Dabei ist eine gleichmäßige Bezeichnung von Bedeutung, damit die unterschiedlichen an der Therapie teilnehmenden Ärztinnen und Ärzte dieselben Bedingungen annehmen. Bei Begleitsymptomen wie z. B. Angst, Schweißausbrüchen oder Gewichtsabnahme erfolgt die Indikation des Krankheitsstadiums mit dem Hinweis B. Bei fehlenden Symptomen erfolgt der Hinweis A. Wachst das Mymphom über einen weiteren Punkt in ein anderes Lymphknotengewebe (z. B. in Lunge, Bein oder Muskeln) hinein, wird dem Krankheitsstadium der Hinweis E (für extranodale, lat.: zusätzlich ="außen"; nodus ="Knoten") zugefügt.

In einem fortgeschrittenen Entwicklungsstadium steigt bei Patientinnen mit chronischer Herzinsuffizienz die Anzahl der Krebszellen im Tumor.
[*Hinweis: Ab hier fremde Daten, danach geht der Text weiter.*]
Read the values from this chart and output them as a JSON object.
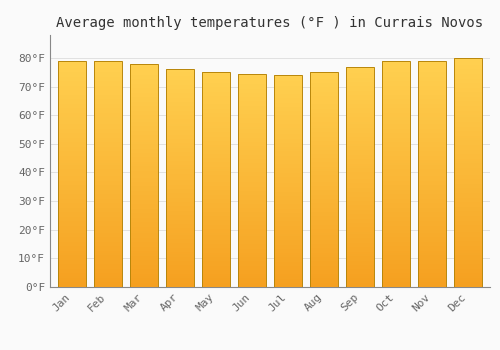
{
  "title": "Average monthly temperatures (°F ) in Currais Novos",
  "months": [
    "Jan",
    "Feb",
    "Mar",
    "Apr",
    "May",
    "Jun",
    "Jul",
    "Aug",
    "Sep",
    "Oct",
    "Nov",
    "Dec"
  ],
  "values": [
    79,
    79,
    78,
    76,
    75,
    74.5,
    74,
    75,
    77,
    79,
    79,
    80
  ],
  "bar_color_bottom": "#F5A020",
  "bar_color_top": "#FFD050",
  "bar_edge_color": "#B8860B",
  "background_color": "#FAFAFA",
  "grid_color": "#DDDDDD",
  "title_fontsize": 10,
  "tick_fontsize": 8,
  "ylim_max": 88,
  "yticks": [
    0,
    10,
    20,
    30,
    40,
    50,
    60,
    70,
    80
  ],
  "ytick_labels": [
    "0°F",
    "10°F",
    "20°F",
    "30°F",
    "40°F",
    "50°F",
    "60°F",
    "70°F",
    "80°F"
  ]
}
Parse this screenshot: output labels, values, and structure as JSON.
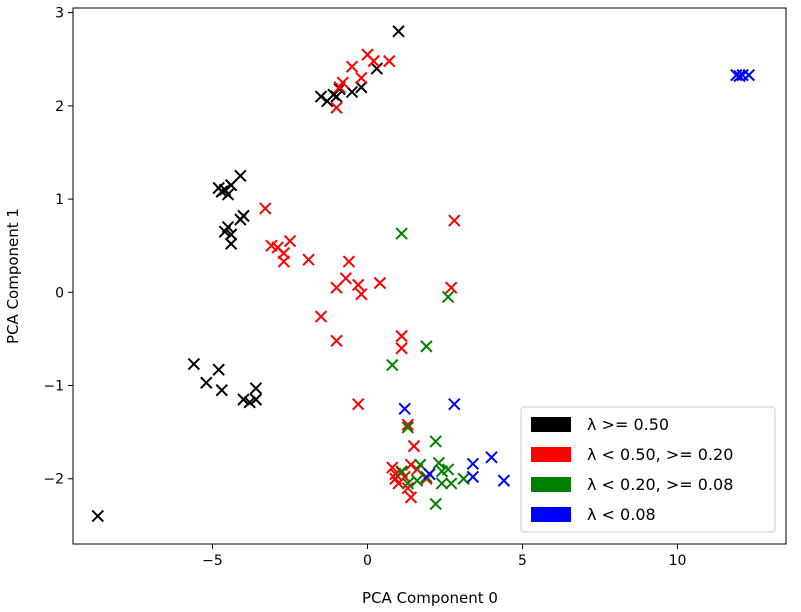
{
  "chart_data": {
    "type": "scatter",
    "title": "",
    "xlabel": "PCA Component 0",
    "ylabel": "PCA Component 1",
    "xlim": [
      -9.5,
      13.5
    ],
    "ylim": [
      -2.7,
      3.05
    ],
    "xticks": [
      -5,
      0,
      5,
      10
    ],
    "yticks": [
      -2,
      -1,
      0,
      1,
      2,
      3
    ],
    "xtick_labels": [
      "−5",
      "0",
      "5",
      "10"
    ],
    "ytick_labels": [
      "−2",
      "−1",
      "0",
      "1",
      "2",
      "3"
    ],
    "marker": "x",
    "grid": false,
    "legend_position": "lower-right",
    "series": [
      {
        "name": "λ >= 0.50",
        "color": "#000000",
        "points": [
          [
            1.0,
            2.8
          ],
          [
            0.3,
            2.4
          ],
          [
            -0.2,
            2.2
          ],
          [
            -0.5,
            2.15
          ],
          [
            -0.9,
            2.18
          ],
          [
            -1.0,
            2.1
          ],
          [
            -1.1,
            2.12
          ],
          [
            -1.3,
            2.05
          ],
          [
            -1.5,
            2.1
          ],
          [
            -4.1,
            1.25
          ],
          [
            -4.4,
            1.15
          ],
          [
            -4.6,
            1.1
          ],
          [
            -4.8,
            1.12
          ],
          [
            -4.5,
            1.05
          ],
          [
            -4.7,
            1.08
          ],
          [
            -4.0,
            0.82
          ],
          [
            -4.1,
            0.78
          ],
          [
            -4.5,
            0.7
          ],
          [
            -4.4,
            0.62
          ],
          [
            -4.6,
            0.65
          ],
          [
            -4.4,
            0.52
          ],
          [
            -5.6,
            -0.77
          ],
          [
            -5.2,
            -0.97
          ],
          [
            -4.8,
            -0.83
          ],
          [
            -4.7,
            -1.05
          ],
          [
            -3.6,
            -1.03
          ],
          [
            -4.0,
            -1.15
          ],
          [
            -3.8,
            -1.18
          ],
          [
            -3.6,
            -1.15
          ],
          [
            -8.7,
            -2.4
          ]
        ]
      },
      {
        "name": "λ < 0.50, >= 0.20",
        "color": "#ff0000",
        "points": [
          [
            0.0,
            2.55
          ],
          [
            0.2,
            2.48
          ],
          [
            0.7,
            2.48
          ],
          [
            -0.5,
            2.42
          ],
          [
            -0.2,
            2.3
          ],
          [
            -0.8,
            2.25
          ],
          [
            -0.9,
            2.2
          ],
          [
            -1.0,
            1.98
          ],
          [
            -3.3,
            0.9
          ],
          [
            -3.1,
            0.5
          ],
          [
            -2.9,
            0.48
          ],
          [
            -2.5,
            0.55
          ],
          [
            -2.7,
            0.42
          ],
          [
            -2.7,
            0.33
          ],
          [
            -1.9,
            0.35
          ],
          [
            -0.6,
            0.33
          ],
          [
            -0.7,
            0.15
          ],
          [
            -1.0,
            0.05
          ],
          [
            -0.3,
            0.08
          ],
          [
            -0.2,
            -0.02
          ],
          [
            0.4,
            0.1
          ],
          [
            2.8,
            0.77
          ],
          [
            2.7,
            0.05
          ],
          [
            -1.5,
            -0.26
          ],
          [
            -1.0,
            -0.52
          ],
          [
            1.1,
            -0.47
          ],
          [
            1.1,
            -0.6
          ],
          [
            -0.3,
            -1.2
          ],
          [
            1.3,
            -1.42
          ],
          [
            1.5,
            -1.65
          ],
          [
            0.8,
            -1.88
          ],
          [
            0.9,
            -1.95
          ],
          [
            1.1,
            -1.93
          ],
          [
            1.4,
            -1.85
          ],
          [
            1.6,
            -1.9
          ],
          [
            1.0,
            -2.05
          ],
          [
            1.2,
            -1.98
          ],
          [
            1.3,
            -2.1
          ],
          [
            1.4,
            -2.2
          ],
          [
            1.9,
            -2.0
          ],
          [
            2.0,
            -1.95
          ],
          [
            0.9,
            -2.0
          ]
        ]
      },
      {
        "name": "λ < 0.20, >= 0.08",
        "color": "#008000",
        "points": [
          [
            1.1,
            0.63
          ],
          [
            2.6,
            -0.05
          ],
          [
            1.9,
            -0.58
          ],
          [
            0.8,
            -0.78
          ],
          [
            1.3,
            -1.45
          ],
          [
            2.2,
            -1.6
          ],
          [
            1.7,
            -1.85
          ],
          [
            2.3,
            -1.83
          ],
          [
            2.6,
            -1.9
          ],
          [
            2.4,
            -1.92
          ],
          [
            1.9,
            -1.98
          ],
          [
            1.6,
            -2.02
          ],
          [
            2.4,
            -2.05
          ],
          [
            2.7,
            -2.05
          ],
          [
            3.1,
            -2.0
          ],
          [
            2.2,
            -2.27
          ],
          [
            1.1,
            -1.92
          ],
          [
            1.3,
            -2.05
          ]
        ]
      },
      {
        "name": "λ < 0.08",
        "color": "#0000ff",
        "points": [
          [
            11.9,
            2.33
          ],
          [
            12.0,
            2.32
          ],
          [
            12.1,
            2.33
          ],
          [
            12.3,
            2.33
          ],
          [
            1.2,
            -1.25
          ],
          [
            2.8,
            -1.2
          ],
          [
            4.0,
            -1.77
          ],
          [
            3.4,
            -1.84
          ],
          [
            3.4,
            -1.98
          ],
          [
            4.4,
            -2.02
          ],
          [
            2.0,
            -1.95
          ]
        ]
      }
    ]
  }
}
Daher hängt die Einstufung "nach Binet" (Stadien E, Z, C) von der Thrombozytenzahl und der Anzahl der vergrösserten Lymphknotenbereiche sowie vom Messwert des Blutfarbstoffes ab. Fällt der Spiegel im Vollblut, ist dies ein indirekter Hinweis auf eine Anämie aufgrund eines Mangels an roten Blutzellen.

Bei einer weiteren Klassifizierung (nach R ai, Stufe 0-IV) werden auch die Anzahl der Blutlymphozyten und eine eventuelle Beteiligung der Organe Milch und Milch und Leber betrachtet. Plasmozytome sind, wenn ein einzelnes, einzelnes Tumorzentrum mit myelomischen Zellen gefunden werden kann, das Multiple Myelom, wenn mehrere Zentren vorliegen oder wenn das ganze Rückenmark betroffen ist.

Das Paraprotein kann in Vollblut und Harn nachweisbar sein. Abhängig von der Ebene der Messwerte werden die Patientinnen und Patienten einer von drei Kategorien zugeordnet: Der Mikroglobulinwert von ? und der Albuminwert im Blute sind umso größer, je weiter die Krankheit voranschreitet. Treten bei einem Lymphom Zellen auf (N für Nodus)?

Werden Lymphom-Zellen in anderen Organsystemen metastasiert (M für Metastasen)? Die Detektion von Lymphom-Zellen im Gehirn ist ebenfalls von Bedeutung.